The significand is shifted left (and one subtracted from the exponent for each bit shift) until the leading bit of the significand is a 1.
Then, since the leading bit is a 1, only the other 23 bits are actually stored.
There is also the possibility of a denormal number. The exponent is stored as a "bias" format signed number, meaning that it's an unsigned number where the middle of the range is defined to mean
01. So, with 8 bits, it's stored as a number from 0..255, but 0 is interpreted to mean -128, 128 is interpreted to mean 0, and 255 is interpreted as 127 (I may have a fencepost error there, but you get the idea).
If, in the process of normalization, this is decremented to 0 (meaning an actual exponent value of -128), then normalization stops, and the significand is stored as-is. In this case, the implicit bit from normalization it taken to be a 0 instead of a 1.
Most floating point hardware is designed to basically assume numbers will be normalized, so they assume that implicit bit is a 1. During the computation, they check for the possibility of a denormal number, and in that case they do roughly the equivalent of throwing an exception, and re-start the calculation with that taken into account.
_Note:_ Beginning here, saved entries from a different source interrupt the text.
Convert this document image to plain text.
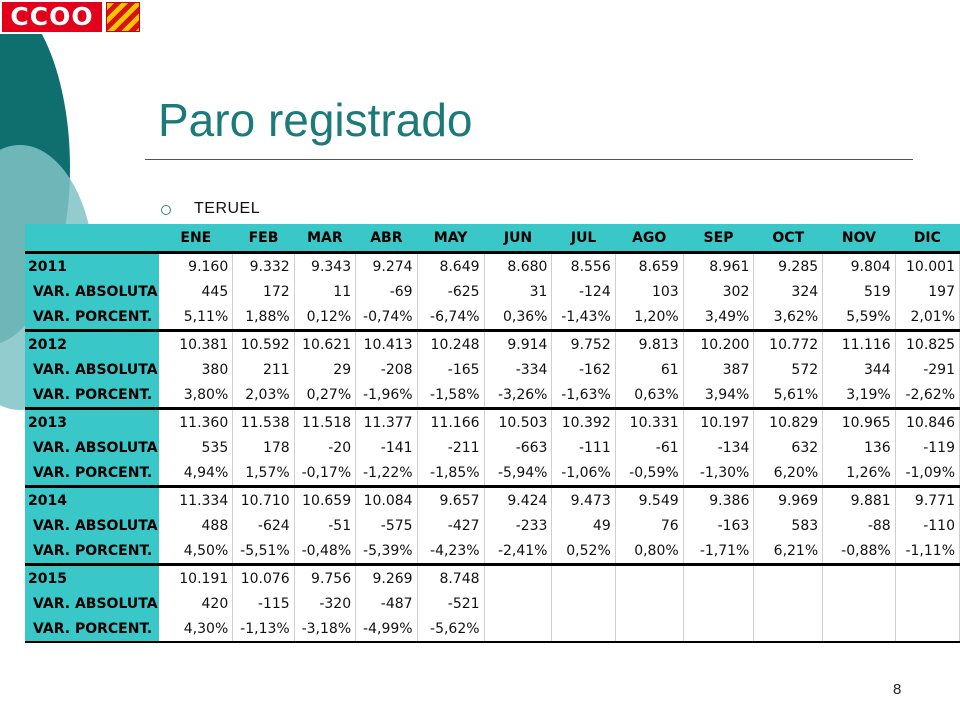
CCOO
Paro registrado
TERUEL
	ENE	FEB	MAR	ABR	MAY	JUN	JUL	AGO	SEP	OCT	NOV	DIC
2011	9.160	9.332	9.343	9.274	8.649	8.680	8.556	8.659	8.961	9.285	9.804	10.001
VAR. ABSOLUTA	445	172	11	-69	-625	31	-124	103	302	324	519	197
VAR. PORCENT.	5,11%	1,88%	0,12%	-0,74%	-6,74%	0,36%	-1,43%	1,20%	3,49%	3,62%	5,59%	2,01%
2012	10.381	10.592	10.621	10.413	10.248	9.914	9.752	9.813	10.200	10.772	11.116	10.825
VAR. ABSOLUTA	380	211	29	-208	-165	-334	-162	61	387	572	344	-291
VAR. PORCENT.	3,80%	2,03%	0,27%	-1,96%	-1,58%	-3,26%	-1,63%	0,63%	3,94%	5,61%	3,19%	-2,62%
2013	11.360	11.538	11.518	11.377	11.166	10.503	10.392	10.331	10.197	10.829	10.965	10.846
VAR. ABSOLUTA	535	178	-20	-141	-211	-663	-111	-61	-134	632	136	-119
VAR. PORCENT.	4,94%	1,57%	-0,17%	-1,22%	-1,85%	-5,94%	-1,06%	-0,59%	-1,30%	6,20%	1,26%	-1,09%
2014	11.334	10.710	10.659	10.084	9.657	9.424	9.473	9.549	9.386	9.969	9.881	9.771
VAR. ABSOLUTA	488	-624	-51	-575	-427	-233	49	76	-163	583	-88	-110
VAR. PORCENT.	4,50%	-5,51%	-0,48%	-5,39%	-4,23%	-2,41%	0,52%	0,80%	-1,71%	6,21%	-0,88%	-1,11%
2015	10.191	10.076	9.756	9.269	8.748							
VAR. ABSOLUTA	420	-115	-320	-487	-521							
VAR. PORCENT.	4,30%	-1,13%	-3,18%	-4,99%	-5,62%							
8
This is why computation with denormals often gets drastically slower than otherwise.
- In case you wonder why it uses this strange format: IEEE floating point (like many others) is designed to ensure that if you treat its bit pattern as an integer of the same size, you can compare them as signed, 2's complement integers and they'll still sort into the correct order as floating point numbers. Since the sign of the number is in the most significant bit (where it is for a 2's complement integer) that's treated as the sign bit. The bits of the exponent are stored as the next most significant bits -- but if we used 2's complement for them, an exponent less than 0 would set the second most significant bit of the number, which would result in what looked like a big number as an integer. By using bias format, a smaller exponent leaves that bit clear, and a larger exponent sets it, so the order as an integer reflects the order as a floating point.